Duck Dynasty, Free Speech, and the American Collective Unconscious

After some reluctance, I decided it was important for me to weigh in on the Duck Dynasty controversy involving Phil Robertson and his off-the-cuff remarks regarding gays and African Americans. Robertson’s equation of homosexuality to bestiality is incorrect. The biblical passages dealing with homosexuality pertain to (1) homosexual rape, or (2) the sexual exploitation of male minors. The Bible has nothing to say about loving homosexual couples whatsoever. Such a social reality did not exist by the time the Bible was written.

“If a man lies with a male as he lies with a woman, both of them have committed an abomination.” (Leviticus 20:13). Note that the text does not say “if a male lies with a man …” I believe this is one of the first statements in the Torah against pedophilia.

“You shall not lie with a male as with a woman. It is an abomination. Nor shall you mate with any animal, to defile yourself with it. Nor shall any woman stand before an animal to mate with it. It is perversion. ‘Do not defile yourselves with any of these things; for by all these the nations are defiled, which I am casting out before you” (Leviticus 18:22-24.) This passage is reminiscent of what the Sodomites attempted to do to Lot’s angelic guests when he practiced hospitality. Such sexually exploitative behavior is indeed an “abomination.”

Phil Robertson is not a Bible scholar; he interprets the Bible literally like millions of Christians do.

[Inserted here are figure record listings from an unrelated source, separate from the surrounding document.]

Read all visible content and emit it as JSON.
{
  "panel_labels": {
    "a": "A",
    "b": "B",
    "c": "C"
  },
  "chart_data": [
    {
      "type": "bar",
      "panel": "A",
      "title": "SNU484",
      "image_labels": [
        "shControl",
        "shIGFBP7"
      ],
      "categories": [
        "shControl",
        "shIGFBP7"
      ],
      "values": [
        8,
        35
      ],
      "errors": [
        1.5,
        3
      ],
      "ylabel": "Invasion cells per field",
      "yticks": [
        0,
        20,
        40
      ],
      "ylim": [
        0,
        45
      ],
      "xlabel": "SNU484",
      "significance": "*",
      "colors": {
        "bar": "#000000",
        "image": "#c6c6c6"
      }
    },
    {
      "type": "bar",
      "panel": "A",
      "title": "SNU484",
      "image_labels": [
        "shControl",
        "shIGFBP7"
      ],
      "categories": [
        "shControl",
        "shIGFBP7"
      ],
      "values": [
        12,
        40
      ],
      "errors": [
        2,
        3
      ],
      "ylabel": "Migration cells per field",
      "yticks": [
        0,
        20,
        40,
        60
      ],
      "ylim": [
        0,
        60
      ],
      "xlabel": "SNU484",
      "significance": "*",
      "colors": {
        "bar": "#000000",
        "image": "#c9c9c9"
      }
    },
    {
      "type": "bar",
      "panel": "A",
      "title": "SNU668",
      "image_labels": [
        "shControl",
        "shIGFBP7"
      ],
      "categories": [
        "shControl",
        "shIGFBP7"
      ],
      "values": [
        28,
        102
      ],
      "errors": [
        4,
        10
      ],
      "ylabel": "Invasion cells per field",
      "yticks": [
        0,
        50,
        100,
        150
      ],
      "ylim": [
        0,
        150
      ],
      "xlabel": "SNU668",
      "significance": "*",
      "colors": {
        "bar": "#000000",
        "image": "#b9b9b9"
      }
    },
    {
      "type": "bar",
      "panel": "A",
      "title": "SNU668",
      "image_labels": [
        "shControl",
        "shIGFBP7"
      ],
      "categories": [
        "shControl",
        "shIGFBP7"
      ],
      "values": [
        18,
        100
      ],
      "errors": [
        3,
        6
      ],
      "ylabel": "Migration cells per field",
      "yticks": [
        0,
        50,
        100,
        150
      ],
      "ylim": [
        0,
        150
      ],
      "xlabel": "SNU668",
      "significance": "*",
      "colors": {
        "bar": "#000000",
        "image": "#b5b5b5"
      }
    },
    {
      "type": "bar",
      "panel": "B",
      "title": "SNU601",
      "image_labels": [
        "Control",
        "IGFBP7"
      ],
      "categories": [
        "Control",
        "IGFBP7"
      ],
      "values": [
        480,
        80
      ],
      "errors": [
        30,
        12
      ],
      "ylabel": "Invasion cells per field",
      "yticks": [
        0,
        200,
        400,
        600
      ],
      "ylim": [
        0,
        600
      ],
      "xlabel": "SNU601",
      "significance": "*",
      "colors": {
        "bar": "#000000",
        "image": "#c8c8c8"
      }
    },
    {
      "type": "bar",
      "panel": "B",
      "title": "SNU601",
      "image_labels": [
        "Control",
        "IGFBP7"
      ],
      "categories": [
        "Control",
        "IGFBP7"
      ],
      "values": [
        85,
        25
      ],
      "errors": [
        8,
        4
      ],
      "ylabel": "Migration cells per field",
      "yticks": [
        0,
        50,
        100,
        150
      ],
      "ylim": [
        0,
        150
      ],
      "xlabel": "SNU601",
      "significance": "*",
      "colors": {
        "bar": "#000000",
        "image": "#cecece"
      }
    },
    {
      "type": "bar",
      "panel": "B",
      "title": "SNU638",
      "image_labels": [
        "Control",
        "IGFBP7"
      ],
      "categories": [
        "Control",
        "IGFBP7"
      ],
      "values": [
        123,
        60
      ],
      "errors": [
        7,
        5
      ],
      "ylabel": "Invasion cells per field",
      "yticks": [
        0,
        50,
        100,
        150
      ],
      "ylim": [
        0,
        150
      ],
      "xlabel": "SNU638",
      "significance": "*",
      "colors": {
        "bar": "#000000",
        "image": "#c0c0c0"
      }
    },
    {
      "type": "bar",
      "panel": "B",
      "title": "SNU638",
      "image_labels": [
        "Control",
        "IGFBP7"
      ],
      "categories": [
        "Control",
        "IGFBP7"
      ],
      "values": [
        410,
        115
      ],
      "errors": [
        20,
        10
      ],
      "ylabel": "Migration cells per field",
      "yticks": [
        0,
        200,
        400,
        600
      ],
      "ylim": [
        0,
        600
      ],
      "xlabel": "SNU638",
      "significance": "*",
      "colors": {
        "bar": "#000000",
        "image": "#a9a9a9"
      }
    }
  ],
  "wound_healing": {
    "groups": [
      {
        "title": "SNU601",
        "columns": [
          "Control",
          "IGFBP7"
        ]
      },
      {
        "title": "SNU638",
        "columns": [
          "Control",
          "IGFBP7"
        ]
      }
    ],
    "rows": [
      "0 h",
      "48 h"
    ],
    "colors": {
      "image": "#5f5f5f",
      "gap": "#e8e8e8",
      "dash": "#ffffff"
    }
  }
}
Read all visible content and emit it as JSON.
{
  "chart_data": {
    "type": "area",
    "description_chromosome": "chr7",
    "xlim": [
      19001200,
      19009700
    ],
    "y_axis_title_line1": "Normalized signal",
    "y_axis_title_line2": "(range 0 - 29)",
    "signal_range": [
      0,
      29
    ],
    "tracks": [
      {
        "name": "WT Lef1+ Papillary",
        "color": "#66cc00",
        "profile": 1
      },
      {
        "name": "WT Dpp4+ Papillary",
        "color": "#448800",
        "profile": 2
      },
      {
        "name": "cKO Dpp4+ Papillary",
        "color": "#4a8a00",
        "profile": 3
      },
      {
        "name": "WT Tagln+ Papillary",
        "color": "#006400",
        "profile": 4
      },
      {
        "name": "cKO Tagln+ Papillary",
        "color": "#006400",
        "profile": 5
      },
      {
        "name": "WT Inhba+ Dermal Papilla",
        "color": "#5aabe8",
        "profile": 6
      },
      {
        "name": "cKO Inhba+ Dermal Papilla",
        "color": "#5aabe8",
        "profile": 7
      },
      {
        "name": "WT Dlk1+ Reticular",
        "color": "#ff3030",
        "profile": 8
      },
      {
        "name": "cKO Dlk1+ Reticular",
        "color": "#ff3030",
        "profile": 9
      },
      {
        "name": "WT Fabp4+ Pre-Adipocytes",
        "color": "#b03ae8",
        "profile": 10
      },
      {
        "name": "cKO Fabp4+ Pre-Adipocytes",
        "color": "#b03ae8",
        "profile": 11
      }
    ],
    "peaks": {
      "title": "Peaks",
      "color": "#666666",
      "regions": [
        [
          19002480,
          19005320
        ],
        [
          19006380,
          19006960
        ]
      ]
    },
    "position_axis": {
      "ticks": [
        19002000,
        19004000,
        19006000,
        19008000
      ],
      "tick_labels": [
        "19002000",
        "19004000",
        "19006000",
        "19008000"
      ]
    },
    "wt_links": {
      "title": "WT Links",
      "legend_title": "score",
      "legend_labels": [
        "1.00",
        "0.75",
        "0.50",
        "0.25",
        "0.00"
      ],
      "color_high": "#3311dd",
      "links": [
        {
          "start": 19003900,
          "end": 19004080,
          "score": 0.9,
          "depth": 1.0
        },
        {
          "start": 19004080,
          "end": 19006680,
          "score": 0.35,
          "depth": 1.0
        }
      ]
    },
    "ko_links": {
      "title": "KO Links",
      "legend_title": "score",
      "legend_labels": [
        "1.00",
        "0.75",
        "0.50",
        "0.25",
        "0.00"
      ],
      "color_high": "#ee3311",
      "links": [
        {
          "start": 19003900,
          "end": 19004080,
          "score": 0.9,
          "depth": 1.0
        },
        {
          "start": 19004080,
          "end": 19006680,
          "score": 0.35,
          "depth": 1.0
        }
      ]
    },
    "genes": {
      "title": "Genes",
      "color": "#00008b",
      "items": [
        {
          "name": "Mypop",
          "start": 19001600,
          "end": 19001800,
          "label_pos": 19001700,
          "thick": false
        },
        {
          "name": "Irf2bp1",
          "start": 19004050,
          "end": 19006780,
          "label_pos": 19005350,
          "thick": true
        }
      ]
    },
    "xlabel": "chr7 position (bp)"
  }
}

It is this writer’s opinion that people are entitled to believe what they wish when it comes to the  Bible. We do not have to agree or accept their interpretations.

Personally, I do not care for the Religious Right and their Christian agenda for America—especially whenever it involves the likes of Sarah Palin and her ilk. In my opinion, people like her give a bad name to conservatives and independents. The political left is actually making Robertson into a folk-hero. I think the religious right ought to think twice about making Robertson into one of their patron saints.

Secondly, I have never watched Duck Dynasty, nor do I have any plans for watching the redneck program in the future. Reality shows like Duck Dynasty and Jerry Springer have no appeal for me whatsoever.

What concerns me is the matter of free speech in our culture. The ACLU blog says it really best:

  • The First Amendment really was designed to protect a debate at the fringes. You don’t need the courts to protect speech that everybody agrees with, because that speech will be tolerated. You need a First Amendment to protect speech that people regard as intolerable or outrageous or offensive — because that is when the majority will wield its power to censor or suppress, and we have a First Amendment to prevent the government from doing that.[1]

Curiously, the ACLU has declined to weigh in on this topic, and frankly, that is surprising.

Some advocates of the A&E station claim that Robertson may have materially harmed the station with his comments from the Bible condemning homosexuality or his nostalgic memories for the Jim Crow era. I think the producers of the station should have apologized and announce that Robertson’s view about gays and blacks does not reflect the view of the station. Instead, they censored him—but they are having a holiday marathon of the Duck Dynasty program. It seems to me that they are attempting to profit from the publicity and that is immoral.

A&E’s behavior is more ethically problematic and cynical.

Most of us (I hope) strongly dislike Phil Robertson’s comments. However, when we consider his personal narrative, what else would we expect  from an American redneck? Clearly Robertson is not Yale or Harvard material.

Noam Chomsky once said, “The freedom of speech is worthless without the freedom of offensive speech. Goebbels and Himmler were for freedom of speech that was inoffensive to the state.”

Fortunately, the State is not involved in this controversy, but it seems to me that Robertson has every right to sound like a moron if he so chooses. We also have the choice not to watch his program either. As a member of the ACLU, I am reasonably certain that the ACLU would agree with my position.

One gay writer offered the following defense of Robertson:

  • Phil Robertson is the modern day Archie Bunker. He should make us uncomfortable. We should be disturbed by the show’s narrow gender views, flagrant gun worship and open hatred of anything refined and cultured. This doesn’t mean that it’s not entertaining or relevant. It’s funny precisely because it challenges some of our sacred beliefs and relevant because it confronts our opposing ideals of masculinity.[2]

Whether one wishes to psychoanalyze Robertson or not is a decision only the viewer can make.

Censoring offensive  ideas is not a solution to this problem; refusing to watch the program is and this course of action is  one that I heartily endorse.  If you do choose to watch the program, don’t be surprised that the character verbalizes what everyone has long suspected about the show and Robertson’s personal philosophy about life and people.